FitRec is a tool developed by the scientists at the University of California San Diego. As a recommendation tool powered by deep learning, it can estimate the heart rates of runners during a workout and predict as well as recommend routes.
The scientists prepared FitRec on a dataset of more than 240,000 workout records for more than 1,000 runners. This training allowed computer scientists to build a model that analyzed past performance to predict speed and heart rate given specific future workout times and routes.

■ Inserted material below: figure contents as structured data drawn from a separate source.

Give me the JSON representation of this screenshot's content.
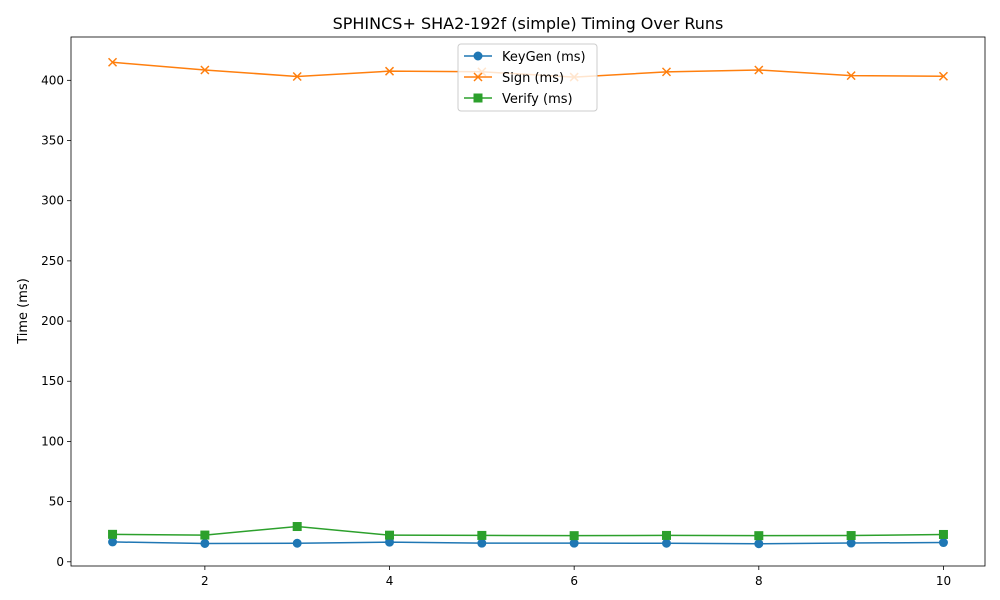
{
  "chart_data": {
    "type": "line",
    "title": "SPHINCS+ SHA2-192f (simple) Timing Over Runs",
    "xlabel": "",
    "ylabel": "Time (ms)",
    "x": [
      1,
      2,
      3,
      4,
      5,
      6,
      7,
      8,
      9,
      10
    ],
    "xlim": [
      0.55,
      10.45
    ],
    "ylim": [
      -3.5,
      436
    ],
    "xticks": [
      2,
      4,
      6,
      8,
      10
    ],
    "yticks": [
      0,
      50,
      100,
      150,
      200,
      250,
      300,
      350,
      400
    ],
    "grid": false,
    "legend_position": "upper center",
    "series": [
      {
        "name": "KeyGen (ms)",
        "color": "#1f77b4",
        "marker": "circle",
        "values": [
          16.5,
          15.2,
          15.4,
          16.3,
          15.5,
          15.5,
          15.4,
          15.0,
          15.6,
          16.0
        ]
      },
      {
        "name": "Sign (ms)",
        "color": "#ff7f0e",
        "marker": "x",
        "values": [
          415.0,
          408.6,
          403.2,
          407.6,
          407.1,
          402.7,
          407.0,
          408.6,
          403.9,
          403.4
        ]
      },
      {
        "name": "Verify (ms)",
        "color": "#2ca02c",
        "marker": "square",
        "values": [
          22.8,
          22.2,
          29.3,
          22.1,
          21.9,
          21.7,
          21.9,
          21.7,
          21.8,
          22.7
        ]
      }
    ]
  }
}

Apart from that, the tool is capable of identifying essential features that affect workout performance like whether a route has hills and the user's level of fitness. FitRec can recommend alternate routes for runners who want to achieve a specific target heart rate. Also, it is capable of making short-term predictions including informing runners when to slow down to avoid exceeding their desired maximum heart rate.
The scientists were able to develop the tool partially because they were among the first to collect and model a massive fitness dataset for academic research. But it was not an easy feat to develop FitRec as the fitness dataset has a vast number of workout records but only a small number of data points per individual.

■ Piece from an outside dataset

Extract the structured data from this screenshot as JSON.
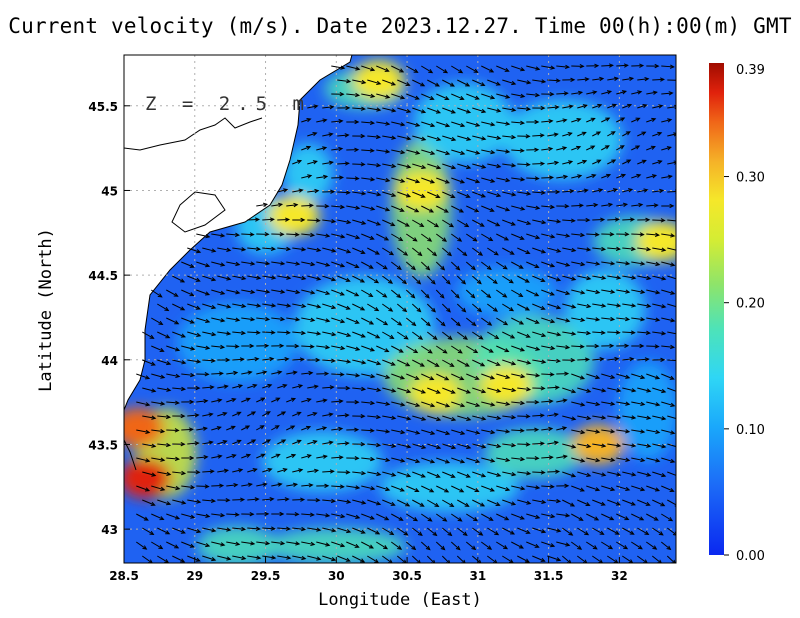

A professor in the Department of Computer Science and Engineering at UC San Diego, Julian McAuley, said that personalization is critical in models of fitness data because individuals vary widely in many areas, including heart rate and ability to different exercises. Julian added that the main challenge in building this type of models is that the dynamics of heart rates as people exercise are incredibly complicated, and it requires sophisticated techniques to model.
For them to develop a useful model, computer scientists needed a tool that uses all of the data to learn but at the same time can learn personalized dynamics from a small number of data points per user. Then, they used a deep learning architecture called short-term memory networks (or LSTM), which they adapted to capture the individual dynamics behaviors of each user in the dataset.
To validate the predictions from FitRec, the scientists compared them with existing workout records that were not part of the training dataset.
It will be possible to train FitRec in the future to include other data such as the way users' fitness level evolve to make its predictions. The tool could also be applied to more complex recommendation routes, such as safety-aware routes.
Ultimately, the researchers need to have access to more detailed fitness tracking data and tackle the various data quality issues for the tool to be used in commercial fitness apps.